MASS Seminar - Edwin Gerber (NYU)
Date Time Location
February 24th, 2014 12:00pm-1:00pm 54-915
Title: What controls the Brewer-Dobson Circulation?

Abstract
The Brewer-Dobson Circulation describes the slow overturning circulation of the stratosphere, which transports mass up into the tropics and then poleward until it returns to the troposphere. In concert with chemical processes, it sets the distribution of stratospheric ozone and water vapor, which have significant impacts on surface climate. An idealized atmospheric model allows us to explore the impact of tropospheric and stratospheric processes on the Brewer-Dobson Circulation, both in terms of the residual mean overturning of mass and the transport of trace species such as ozone.

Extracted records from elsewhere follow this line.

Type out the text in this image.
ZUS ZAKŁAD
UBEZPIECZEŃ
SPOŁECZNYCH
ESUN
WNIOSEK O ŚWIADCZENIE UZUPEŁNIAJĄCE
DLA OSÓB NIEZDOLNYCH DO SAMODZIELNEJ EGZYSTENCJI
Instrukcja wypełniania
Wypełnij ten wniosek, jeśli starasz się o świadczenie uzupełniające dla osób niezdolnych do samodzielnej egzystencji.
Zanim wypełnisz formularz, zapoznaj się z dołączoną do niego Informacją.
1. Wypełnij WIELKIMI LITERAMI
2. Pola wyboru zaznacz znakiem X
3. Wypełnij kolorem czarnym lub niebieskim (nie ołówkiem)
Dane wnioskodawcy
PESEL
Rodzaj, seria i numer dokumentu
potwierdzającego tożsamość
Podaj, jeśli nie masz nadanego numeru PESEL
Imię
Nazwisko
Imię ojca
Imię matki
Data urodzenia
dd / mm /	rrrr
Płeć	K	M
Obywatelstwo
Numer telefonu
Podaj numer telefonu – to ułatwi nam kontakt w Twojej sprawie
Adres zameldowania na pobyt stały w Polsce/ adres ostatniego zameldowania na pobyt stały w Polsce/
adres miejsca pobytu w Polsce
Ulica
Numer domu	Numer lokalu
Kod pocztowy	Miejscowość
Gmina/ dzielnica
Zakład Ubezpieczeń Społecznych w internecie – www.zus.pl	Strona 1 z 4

The residual mean circulation is understood through the lens of the “downward control principal” (Haynes et al. 1991), where the circulation, at least in the steady state, can be explained as a response to mechanical wave driving, effected primarily by planetary-scale Rossby waves and small-scale gravity waves. The use of interactive models, however, allows us to explore reverse “control” by the mean flow and diabatic processes on the wave driving. Interactive models also reveal strong interactions between the Rossby and gravity waves driving, the latter which must be parameterized in most atmospheric models. These interactions may in part explain a vexing concern in the field in recent years, where it has appeared that models agree on the overall amplitude and increasing trend of the Brewer Dobson Circulation, but provide little consensus on which waves (i.e. resolved Rossby waves or parameterized gravity waves) are doing the work.